Hedy hangs on

As Cons and NDP split vote in Van Centre


The mood at Hedy Fry’s election night headquarters was bittersweet on May 2 as the longtime MP sashayed to a seventh win, while her party suffered a historic defeat, relegating it to third-party status in the House of Commons.

Fry may have kept her seat, but her lead over her opponents has shrunk considerably since her heyday in the riding. Elections Canada results show Fry won 18,267 votes (31 percent) to beat second-place finisher Karen Shillington of the NDP, with 15,325 votes (26 percent). Conservative candidate Jennifer Clarke finished a very close third, with 15,323 ballots cast (also 26 percent). Green Party candidate Adriane Carr came in fourth, with 9,090 votes (15.4 percent).

Some 58,857 out of 99,527 registered voters cast ballots, a turnout of 59.1 percent in the riding.

“It was a close shave,” Fry acknowledges.

Fry is now one of two Liberal MPs in BC, down from five as the party was reduced to 34 seats overall.
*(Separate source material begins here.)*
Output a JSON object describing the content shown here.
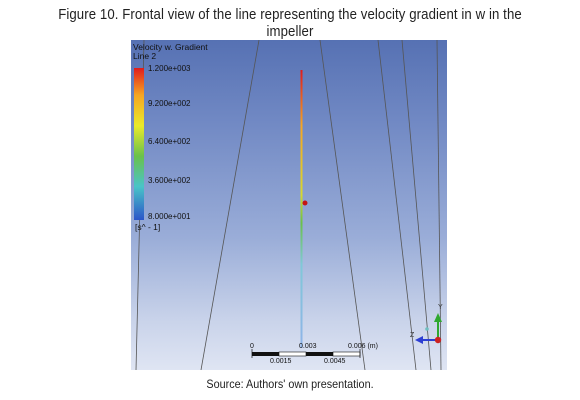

The Conservatives won a majority with 167 seats and the NDP is now the official Opposition with 102 seats.

Fry fears that with a majority, Conservative Prime Minister Stephen Harper will reopen the debate over same-sex marriage and abortion. Capital punishment might even be put back on the table, she warns. “He won’t have to account to anyone.”

“I think it means that the opposition parties are going to have to work harder than ever to try and ensure that our democracy prevails, that Mr Harper with his majority government does not tread on the things that we hold dearly in this country,” Fry says.

As the results showing a Harper majority government came in, the mood at Fry’s election night party at Davie St’s Junction pub was limp, if not dead at times. Only a few Liberal supporters were in sight. Fry was watching results elsewhere.

The mood was punctuated with the occasional cheer when people such as Liberal Justin Trudeau and Vancouver East NDP stalwart Libby Davies were announced ahead, and when Green Party Leader Elizabeth May beat former Conservative cabinet minister Gary Lunn to become Canada’s first Green MP.

The room grew quiet as Bloc Québécois Leader Gilles Duceppe took to the microphone to concede defeat as the NDP’s orange machine mowed through Quebec.

Fry was greeted with cheers when she eventually arrived to claim her victory. Earlier in the evening, things had looked dicey for Fry. Three hours after the polls closed, she was only about 270 votes ahead of Conservative challenger Jennifer Clarke. “C’mon, Hedy,” someone shouted as she began to pull ahead.

Fry supporter Bobby Bees welcomes her return to office but says he fears what policies Harper might implement with a majority. “I just hope Harper with a majority doesn’t start leading us down a path to becoming the 52nd state,” Bees says. “My gut reaction is we’ve got to get rid of the first-past-the-post [voting] system.”

 

In the last two elections, Fry beat NDP challenger Svend Robinson by almost 9,000 votes in 2006 then saw her lead drop to 5,318 votes in 2008 over Conservative Lorne Mayencourt. This time her lead dropped to only 2,942 votes, as her NDP and Conservative opponents split more than 30,000 votes between them.